I've noticed that the compiler is trying to be smart with for/while loops with functions and pointers involved and often ends up using r16,r17 and r28,r29 even though it doesn't really need to. These registes are preserved using the stack and that's where the code increase/optimization comes from.

I can't make any predictions of future compilers. but if code size would be increased it would likely not be limited to this piece of code.

While doing dissassemly compares I noticed I could optimize a few more bytes out and will do a assembly optimized version.

I can't make any predictions of future compilers. but if code size would be increased it would likely not be limited to this piece of code.

What I'm saying is that without this change, code size might decrease in the future. As you say, your new code takes 6 bytes. A call would take 4 bytes after setting up the parameter to be passed. If the compiler gets smarter with it's register handling in the future, the saving of registers to the stack may be eliminated, resulting in the original code compiling to less size than the new code.

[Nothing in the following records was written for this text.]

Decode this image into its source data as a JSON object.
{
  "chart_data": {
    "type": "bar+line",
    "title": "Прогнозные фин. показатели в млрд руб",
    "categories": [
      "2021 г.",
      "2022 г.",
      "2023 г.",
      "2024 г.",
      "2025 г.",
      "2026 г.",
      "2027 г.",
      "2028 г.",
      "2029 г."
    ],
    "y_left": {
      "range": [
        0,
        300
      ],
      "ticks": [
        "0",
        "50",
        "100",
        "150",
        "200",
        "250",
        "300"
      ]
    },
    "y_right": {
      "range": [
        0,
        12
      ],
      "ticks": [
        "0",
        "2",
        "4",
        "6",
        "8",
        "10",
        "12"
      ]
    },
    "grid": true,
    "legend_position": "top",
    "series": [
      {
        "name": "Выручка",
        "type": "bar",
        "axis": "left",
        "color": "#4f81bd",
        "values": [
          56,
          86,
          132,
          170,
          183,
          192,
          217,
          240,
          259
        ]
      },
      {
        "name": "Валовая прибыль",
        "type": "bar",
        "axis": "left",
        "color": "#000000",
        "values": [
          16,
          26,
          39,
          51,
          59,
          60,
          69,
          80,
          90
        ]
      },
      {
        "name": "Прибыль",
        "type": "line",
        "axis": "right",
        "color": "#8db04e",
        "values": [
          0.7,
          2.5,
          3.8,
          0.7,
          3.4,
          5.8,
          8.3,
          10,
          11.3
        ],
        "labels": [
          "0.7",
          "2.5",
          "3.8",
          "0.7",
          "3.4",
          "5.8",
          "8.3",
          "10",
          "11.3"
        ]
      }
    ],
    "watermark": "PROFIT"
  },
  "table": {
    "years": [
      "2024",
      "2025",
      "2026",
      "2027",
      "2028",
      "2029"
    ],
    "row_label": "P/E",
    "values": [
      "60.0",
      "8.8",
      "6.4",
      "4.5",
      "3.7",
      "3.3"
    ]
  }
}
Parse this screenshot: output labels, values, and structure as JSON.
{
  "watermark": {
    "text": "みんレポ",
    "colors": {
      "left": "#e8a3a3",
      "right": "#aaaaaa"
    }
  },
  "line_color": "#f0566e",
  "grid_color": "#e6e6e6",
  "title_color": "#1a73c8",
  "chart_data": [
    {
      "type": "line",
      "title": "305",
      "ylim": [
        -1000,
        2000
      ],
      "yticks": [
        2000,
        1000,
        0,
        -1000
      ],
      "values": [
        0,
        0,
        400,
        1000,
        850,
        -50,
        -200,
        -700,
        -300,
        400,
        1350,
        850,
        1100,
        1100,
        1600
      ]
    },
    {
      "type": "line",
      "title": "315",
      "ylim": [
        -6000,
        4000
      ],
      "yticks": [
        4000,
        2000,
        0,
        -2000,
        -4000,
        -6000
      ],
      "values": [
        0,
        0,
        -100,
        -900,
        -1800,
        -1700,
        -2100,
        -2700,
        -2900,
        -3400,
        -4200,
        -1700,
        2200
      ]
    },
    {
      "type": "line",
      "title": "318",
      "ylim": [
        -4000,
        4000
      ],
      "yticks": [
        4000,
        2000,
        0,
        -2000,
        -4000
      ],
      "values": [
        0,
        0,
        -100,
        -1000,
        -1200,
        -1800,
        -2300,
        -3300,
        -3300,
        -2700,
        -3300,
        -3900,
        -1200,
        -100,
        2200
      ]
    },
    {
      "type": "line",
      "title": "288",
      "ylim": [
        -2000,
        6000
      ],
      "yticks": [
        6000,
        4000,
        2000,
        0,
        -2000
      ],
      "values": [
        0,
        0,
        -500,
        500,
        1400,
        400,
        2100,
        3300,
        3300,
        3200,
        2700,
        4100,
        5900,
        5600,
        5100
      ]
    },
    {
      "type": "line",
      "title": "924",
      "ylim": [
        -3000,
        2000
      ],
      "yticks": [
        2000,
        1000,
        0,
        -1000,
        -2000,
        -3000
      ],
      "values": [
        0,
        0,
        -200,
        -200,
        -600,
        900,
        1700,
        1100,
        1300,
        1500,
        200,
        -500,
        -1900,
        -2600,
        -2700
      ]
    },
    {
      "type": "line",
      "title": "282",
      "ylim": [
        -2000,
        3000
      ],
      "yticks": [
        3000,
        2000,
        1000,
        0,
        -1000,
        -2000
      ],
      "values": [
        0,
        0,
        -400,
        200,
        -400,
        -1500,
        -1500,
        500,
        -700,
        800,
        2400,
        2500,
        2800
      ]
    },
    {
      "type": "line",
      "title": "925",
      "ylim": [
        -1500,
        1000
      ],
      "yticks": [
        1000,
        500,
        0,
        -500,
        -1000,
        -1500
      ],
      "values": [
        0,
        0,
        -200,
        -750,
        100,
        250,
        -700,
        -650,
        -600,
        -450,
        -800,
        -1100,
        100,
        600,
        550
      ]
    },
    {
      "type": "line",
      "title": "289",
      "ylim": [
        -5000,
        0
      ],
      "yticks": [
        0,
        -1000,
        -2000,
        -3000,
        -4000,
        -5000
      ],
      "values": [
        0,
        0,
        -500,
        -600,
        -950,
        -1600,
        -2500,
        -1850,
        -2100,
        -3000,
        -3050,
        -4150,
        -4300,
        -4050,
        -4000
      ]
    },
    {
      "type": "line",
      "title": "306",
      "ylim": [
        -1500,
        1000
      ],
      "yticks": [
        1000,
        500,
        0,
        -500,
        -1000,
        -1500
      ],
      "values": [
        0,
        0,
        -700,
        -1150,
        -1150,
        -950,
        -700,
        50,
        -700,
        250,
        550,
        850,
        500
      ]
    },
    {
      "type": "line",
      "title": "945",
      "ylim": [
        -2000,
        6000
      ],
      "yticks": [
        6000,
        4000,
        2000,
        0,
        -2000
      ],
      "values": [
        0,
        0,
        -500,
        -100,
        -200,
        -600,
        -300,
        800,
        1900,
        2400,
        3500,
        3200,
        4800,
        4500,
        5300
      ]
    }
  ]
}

Here's a C+assembly hybrid version that save ~10 ~20 bytes.

void Arduboy2Core::bootOLED()
{
    // reset the display
    uint8_t cmd;
    const void* ptr = lcdBootProgram;
    asm volatile(
    "1:                               \n\t" //assembly loop for 2nd delayShort(5)
    );
    delayShort(5);                          //for a short active low reset pulse
    asm volatile(
    "    sbic %[rst_port], %[rst_bit] \n\t" //continue if reset is active
    "    rjmp 2f                      \n\t" //else break
    "    sbi  %[rst_port], %[rst_bit] \n\t" //deactivate reset
    "    rjmp 1b                      \n\t" //loop for a recover from reset delay
    "2:                              \n\t"
    :
    : [rst_port] "I" (_SFR_IO_ADDR(RST_PORT)),
      [rst_bit]  "I" (RST_BIT)
    :
  );
  bitClear(CS_PORT, CS_BIT);               // select the display (permanently, since nothing else is using SPI)
  LCDCommandMode();
  asm volatile(
    "    ldi  r25, %[size]           \n\t" // for (uint8_t i = 0; i < sizeof(lcdBootProgram); i++) 
    "3:                              \n\t" // {
    "    lpm  %[cmd], Z+             \n\t" //   cmd = pgm_read_byte(lcdBootProgram + i));
    : [ptr] "+z" (ptr),
      [cmd] "=r" (cmd)
    : [size] "I" (sizeof(lcdBootProgram))
    : "r25"
  );    
  SPItransfer(cmd);                        //   transfer display command
  asm volatile(
    "    dec  r25                    \n\t" // }
    "    brne 3b                     \n\t"
    :
    :
    : "r25"
  );
  LCDDataMode();
}

EDIT: fixed Z pointer assembly operand in above code

@MrBlinky
since the release of the FX units use SPI storage - is this still compatible?